2. Initial Dry. If our garlic is somewhat moist when we harvest it, we like to leave it out to dry in the sun to get the initial moisture off before moving it to its next location.  Typically, this means we lay it out on our deck or picnic tables in a single row and let it sit in the sun for the rest of the day (if we've harvested in the morning) then bring it in at night to start sorting it and getting it ready to cure.


3. Sort and Bunch.  Before getting your garlic to its curing place, you have a chance to sort through it to decide which heads will be used for which purposes.  We look for any heads that have grown large enough to start to separate and save those for seed garlic (which you'll plant this fall!).  We also separate the garlic into categories - garlic to eat ourselves; garlic to give to our farm share; and garlic to sell.  Whatever categories you need, this is a great time to organize.  You can tie the garlic into bunches (we like to do 5 heads per bunch but you can do as many as 10) and, if necessary, label your bunches so you don't lose track of which bundle is which type.
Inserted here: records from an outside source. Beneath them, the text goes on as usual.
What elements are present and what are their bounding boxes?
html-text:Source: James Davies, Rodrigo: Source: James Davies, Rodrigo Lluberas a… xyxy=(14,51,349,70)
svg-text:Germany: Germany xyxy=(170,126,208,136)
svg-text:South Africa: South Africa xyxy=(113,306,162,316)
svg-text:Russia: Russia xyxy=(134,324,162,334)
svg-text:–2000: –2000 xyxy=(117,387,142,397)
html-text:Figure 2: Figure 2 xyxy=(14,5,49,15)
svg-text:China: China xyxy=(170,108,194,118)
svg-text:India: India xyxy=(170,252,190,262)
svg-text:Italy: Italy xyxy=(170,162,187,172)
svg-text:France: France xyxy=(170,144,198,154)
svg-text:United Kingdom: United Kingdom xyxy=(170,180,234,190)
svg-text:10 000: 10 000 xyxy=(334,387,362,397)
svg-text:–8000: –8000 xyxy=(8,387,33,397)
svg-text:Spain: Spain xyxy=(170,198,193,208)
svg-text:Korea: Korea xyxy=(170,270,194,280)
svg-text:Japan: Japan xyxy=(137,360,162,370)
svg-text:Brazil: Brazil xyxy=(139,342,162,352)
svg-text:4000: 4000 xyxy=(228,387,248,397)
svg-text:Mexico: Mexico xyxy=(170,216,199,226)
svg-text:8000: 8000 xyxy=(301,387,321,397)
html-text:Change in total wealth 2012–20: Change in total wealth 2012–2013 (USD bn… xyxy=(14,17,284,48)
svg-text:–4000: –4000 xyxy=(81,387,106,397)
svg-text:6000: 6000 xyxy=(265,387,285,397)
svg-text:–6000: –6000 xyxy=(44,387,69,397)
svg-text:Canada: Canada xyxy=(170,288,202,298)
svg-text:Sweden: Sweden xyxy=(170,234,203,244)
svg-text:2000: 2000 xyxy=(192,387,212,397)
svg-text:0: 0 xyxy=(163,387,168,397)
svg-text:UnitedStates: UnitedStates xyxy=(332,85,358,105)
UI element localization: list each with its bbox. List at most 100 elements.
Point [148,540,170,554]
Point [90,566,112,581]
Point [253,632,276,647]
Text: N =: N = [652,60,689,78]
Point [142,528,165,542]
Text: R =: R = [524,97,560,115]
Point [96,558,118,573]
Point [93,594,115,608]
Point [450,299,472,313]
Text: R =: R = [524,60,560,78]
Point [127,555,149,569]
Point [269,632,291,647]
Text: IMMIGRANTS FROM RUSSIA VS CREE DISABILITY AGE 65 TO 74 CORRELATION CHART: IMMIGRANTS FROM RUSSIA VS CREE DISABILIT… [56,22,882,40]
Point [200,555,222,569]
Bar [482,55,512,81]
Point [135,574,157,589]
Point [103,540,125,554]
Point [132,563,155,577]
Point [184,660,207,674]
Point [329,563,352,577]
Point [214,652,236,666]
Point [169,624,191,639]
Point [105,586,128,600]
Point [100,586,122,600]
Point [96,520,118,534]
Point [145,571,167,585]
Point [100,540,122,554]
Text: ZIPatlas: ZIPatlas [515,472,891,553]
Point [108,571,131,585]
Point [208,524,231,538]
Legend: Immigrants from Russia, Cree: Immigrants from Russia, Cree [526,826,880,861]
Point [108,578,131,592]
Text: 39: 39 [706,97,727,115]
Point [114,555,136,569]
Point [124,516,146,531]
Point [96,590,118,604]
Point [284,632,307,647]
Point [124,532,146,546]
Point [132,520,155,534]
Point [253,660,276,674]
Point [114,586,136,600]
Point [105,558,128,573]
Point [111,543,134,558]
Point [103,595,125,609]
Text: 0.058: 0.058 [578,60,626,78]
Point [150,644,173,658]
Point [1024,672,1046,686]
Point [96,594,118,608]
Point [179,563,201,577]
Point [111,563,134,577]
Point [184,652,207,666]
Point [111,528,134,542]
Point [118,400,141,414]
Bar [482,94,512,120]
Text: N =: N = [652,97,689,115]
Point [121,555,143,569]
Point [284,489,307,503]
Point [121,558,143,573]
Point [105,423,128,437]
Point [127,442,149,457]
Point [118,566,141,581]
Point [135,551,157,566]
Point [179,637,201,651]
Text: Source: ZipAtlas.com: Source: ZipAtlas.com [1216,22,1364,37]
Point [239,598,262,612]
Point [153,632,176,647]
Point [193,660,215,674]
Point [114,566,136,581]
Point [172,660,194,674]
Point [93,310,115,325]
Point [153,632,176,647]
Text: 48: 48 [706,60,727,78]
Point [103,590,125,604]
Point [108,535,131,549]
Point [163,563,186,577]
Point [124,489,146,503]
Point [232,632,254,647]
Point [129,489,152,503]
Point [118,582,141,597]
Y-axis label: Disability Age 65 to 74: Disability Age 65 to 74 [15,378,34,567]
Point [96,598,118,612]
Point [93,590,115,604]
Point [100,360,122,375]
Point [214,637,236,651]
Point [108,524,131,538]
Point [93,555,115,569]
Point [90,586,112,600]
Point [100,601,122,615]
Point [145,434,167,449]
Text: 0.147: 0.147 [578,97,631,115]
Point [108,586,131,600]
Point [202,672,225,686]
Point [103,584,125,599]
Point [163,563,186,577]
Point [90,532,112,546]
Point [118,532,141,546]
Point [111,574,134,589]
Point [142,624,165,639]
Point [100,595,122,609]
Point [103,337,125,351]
4. Cure.  Once you have sorted your garlic and collected it into bunches, you'll want to find a good place for it to cure.  The ideal location is cool, shady, and dry and gets good air ventilation.  We sometimes use our screened-in porch (photo on the left), but if the weather is going to be too hot and sunny, we use our basement (photo on the right).  If the basement feels damp, we set up our dehumidifier and aim a fan over the garlic to ensure it gets dry.  At this point, its great to hang your garlic, but we have also done just fine laying the garlic out in a single layer on a large surface (sorry about that ping pong table, honey).  You'll leave it here for about 2 weeks or until the tops of the garlic are completely dried (see how this garlic is looking brown compared to the photo above where the tops were still green?).












5. Prepare for Storage.  Once the tops are completely brown and dried out, you can prepare your garlic for long term storage.  Brush the remaining dirt off of the heads, give the roots on the bottom a nice short trim, and if you hard-neck varieties you can cut the stem off to end up with a garlic head like you would see in the store.  However, it is also ok to trim the roots and clean and just leave them on the stems to hang for storage. If you have soft-neck varieties you'll want to leave the stems anyway to do a nice braided garlic for storage (which we have yet to perfect!).



6. Store.  Now it's time to get that garlic to its fall/winter/spring storage spot.  You can leave it hanging in a nice dark, dry place or you can place the heads in mesh bags to store.  The room should be about 40-50 degrees.  Garlic should keep fine for about 6 months.  If your garlic starts to sprout come spring the great news is that you can plant those sprouting cloves to grow spring garlic!